Pourquoi le Mercosur attise-t-il à nouveau la colère des agriculteurs ?

Par Germain de Lupiac
15 novembre 2024 08:48 Mis à jour: 15 novembre 2024 08:49

Avec une rare unanimité, le monde politique et les acteurs agricoles français sont mobilisés contre la signature d’un accord de libre-échange entre l’UE et les pays du Mercosur.

Plus de 600 parlementaires français ont écrit à Ursula von der Leyen pour marquer leur opposition au traité, craignant une “déflagration démocratique” si l’accord était signé.
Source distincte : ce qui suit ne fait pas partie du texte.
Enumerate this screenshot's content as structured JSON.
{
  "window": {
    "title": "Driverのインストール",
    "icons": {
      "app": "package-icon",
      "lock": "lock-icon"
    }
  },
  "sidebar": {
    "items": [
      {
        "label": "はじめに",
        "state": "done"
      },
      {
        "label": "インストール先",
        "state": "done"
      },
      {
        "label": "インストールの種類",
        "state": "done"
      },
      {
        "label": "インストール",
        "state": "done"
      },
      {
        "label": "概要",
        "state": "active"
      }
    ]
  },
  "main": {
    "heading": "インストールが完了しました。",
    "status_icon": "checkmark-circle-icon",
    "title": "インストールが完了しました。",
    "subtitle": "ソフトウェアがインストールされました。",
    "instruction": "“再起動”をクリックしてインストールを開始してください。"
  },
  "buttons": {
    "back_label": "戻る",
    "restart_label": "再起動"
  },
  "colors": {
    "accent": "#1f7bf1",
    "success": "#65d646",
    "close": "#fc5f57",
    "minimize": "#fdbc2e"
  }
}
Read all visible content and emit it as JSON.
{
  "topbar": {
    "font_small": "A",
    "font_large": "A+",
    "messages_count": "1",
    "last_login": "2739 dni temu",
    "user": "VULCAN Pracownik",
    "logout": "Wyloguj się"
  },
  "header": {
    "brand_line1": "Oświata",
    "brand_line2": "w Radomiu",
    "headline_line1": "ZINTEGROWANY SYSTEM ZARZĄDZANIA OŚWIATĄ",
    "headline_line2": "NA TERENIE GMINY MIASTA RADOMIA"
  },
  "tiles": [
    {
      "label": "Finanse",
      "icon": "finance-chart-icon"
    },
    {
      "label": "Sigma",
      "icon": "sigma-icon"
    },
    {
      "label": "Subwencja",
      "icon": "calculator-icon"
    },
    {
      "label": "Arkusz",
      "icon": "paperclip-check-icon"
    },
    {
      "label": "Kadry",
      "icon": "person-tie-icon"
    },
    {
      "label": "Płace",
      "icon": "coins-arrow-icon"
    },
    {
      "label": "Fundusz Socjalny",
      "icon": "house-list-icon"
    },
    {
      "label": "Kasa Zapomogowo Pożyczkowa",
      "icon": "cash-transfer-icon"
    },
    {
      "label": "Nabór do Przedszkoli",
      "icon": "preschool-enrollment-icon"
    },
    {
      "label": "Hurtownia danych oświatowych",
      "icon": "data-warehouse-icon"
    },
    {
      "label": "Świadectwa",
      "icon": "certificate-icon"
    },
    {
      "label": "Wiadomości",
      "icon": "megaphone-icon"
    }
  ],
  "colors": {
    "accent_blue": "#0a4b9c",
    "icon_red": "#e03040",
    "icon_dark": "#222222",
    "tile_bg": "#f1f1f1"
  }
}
Ils évoquent un « tel fossé » dans les normes environnementales, sanitaires et de bien-être animal entre les pays du Mercosur et l’Europe, qu’il « présente un risque sanitaire sérieux pour les consommateurs européens » et « constitue une concurrence déloyale pour nos producteurs agricoles ».
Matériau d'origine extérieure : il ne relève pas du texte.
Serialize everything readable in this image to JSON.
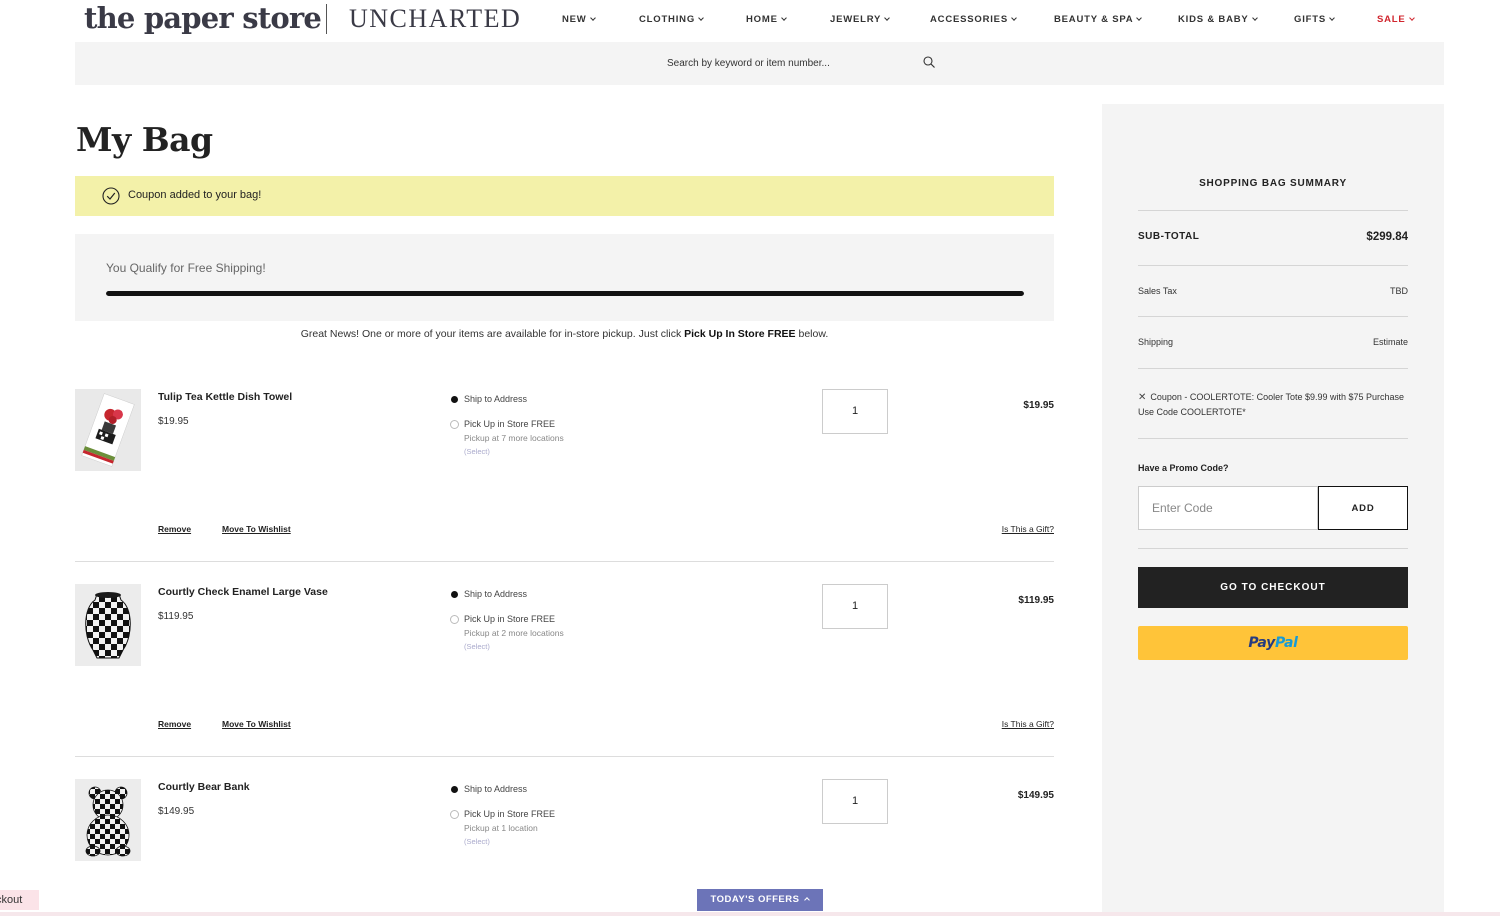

Moins d’un an après une mobilisation record des agriculteurs en France, qui s’était traduite notamment par des blocages d’autoroutes et une montée sur Paris, les syndicats agricoles appellent à nouveau à une mobilisation nationale à partir du 18 novembre, au moment du début du G20 au Brésil qui pourrait entériner l’accord.

Mais la France, “grand pays fondateur de l’Union », pourrait ne pas avoir les soutiens suffisants pour faire entendre sa voix au Parlement européen et prévenir une nouvelle grogne des agriculteurs dans toute l’Europe.

La France mobilisée contre l’accord avec le Mercosur

L’Union européenne semble déterminée à signer d’ici la fin de l’année un accord de libre-échange avec des pays latino-américains du Mercosur (Brésil, Argentine, Paraguay, Uruguay), au grand dam de la France.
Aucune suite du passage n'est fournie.